The price elasticity of demand for owner-occupation shows that the price of housing does not necessarily affect the demand for owner-occupier housing in Ghana significantly. This could be ascribed to the mode of housing finance systems in Ghana. Most households finance their houses with savings or use the incremental housing method;4 therefore an increase in the price of housing does not affect the consumption of housing since the interest rate effect does not come into play. Increases in house prices in Ghana are the result of increases in the value of land and the cost of building materials (Bank of Ghana, 2007). As such, an increase in house prices leads to increases in the cost of alternatives or substitutes for owning, that is, in private rental prices which are already very high in Ghana due to the acute shortage of housing and the hefty requirement of two-to five-year advance payments. An increase in the price of housing leads to a slowdown in the rate at which households add to their building, thus restricting the quantity of housing units owner-occupiers can consume, although this will be very marginal. The dynamics of the housing market do not make the usual shift from owner-occupation to rental housing easy: the costs involved also deter most owner-occupiers in Ghana from maintaining their status despite house price increases. Therefore the elasticity truly reflects the fundamental characteristics of the housing market in Ghana.

The estimated price elasticity is less than the literature for developing countries proposes. Mayo (1981) proposed 0.38 to 0.37 and the recent findings of studies by Fontenla and Gonzalez (2009) confirmed this. Follain, Lim and Renaud (1980) achieved a near zero price elasticity of owner-occupation in South Korea, while Malpezzi and Mayo's (1987) estimate for owner- occupied elasticity in Cairo and Manila was close to 1 or unity in absolute terms. The price elasticity estimates were also in line with current estimates for Spainwhich range from -0.002 to -0.04 (Garcia & Hernandez, 2008) and the USA where Zabel (2004) found elasticity of -0.001 using 1993 data and -0.011 for 2001 data. The variation in the estimates of the price elasticity is due to variations in the definitions of the price and the models used in the estimation, as well as the procedure and data used in obtaining the price index (Zabel, 2004).

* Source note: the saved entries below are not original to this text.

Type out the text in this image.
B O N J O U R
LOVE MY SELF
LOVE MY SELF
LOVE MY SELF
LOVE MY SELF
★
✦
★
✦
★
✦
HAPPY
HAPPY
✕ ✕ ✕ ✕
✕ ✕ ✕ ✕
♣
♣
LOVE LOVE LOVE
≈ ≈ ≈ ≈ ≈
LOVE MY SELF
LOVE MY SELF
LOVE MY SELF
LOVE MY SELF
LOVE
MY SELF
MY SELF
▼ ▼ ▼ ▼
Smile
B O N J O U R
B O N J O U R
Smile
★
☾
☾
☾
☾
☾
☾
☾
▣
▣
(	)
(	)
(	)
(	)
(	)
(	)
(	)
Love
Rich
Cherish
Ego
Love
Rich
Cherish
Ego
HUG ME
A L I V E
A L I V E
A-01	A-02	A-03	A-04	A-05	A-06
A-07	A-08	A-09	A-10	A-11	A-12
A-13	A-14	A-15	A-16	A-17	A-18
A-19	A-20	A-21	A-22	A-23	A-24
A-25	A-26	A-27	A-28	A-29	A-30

Mayo (1981) argued that the different demographic characteristics across countries make it difficult to make comparisons, therefore it is preferable to restrict discussion to the country under study. The OLS estimates show that the gender of the household head, household size and the age and marital status of the head of the household were not significant determinants of the demand for housing in Ghana. However, the quantile estimates show that the gender of the household head was insignificant only in the lowest 25 per cent of housing consumers. The size of the household was significant in all the quantiles despite not being significant in the OLS estimation. The elasticity from the level of education shows that elementary education was an insignificant determinant of the demand for housing in the top 25 per cent of consumption units but university education was significant at all levels of consumption.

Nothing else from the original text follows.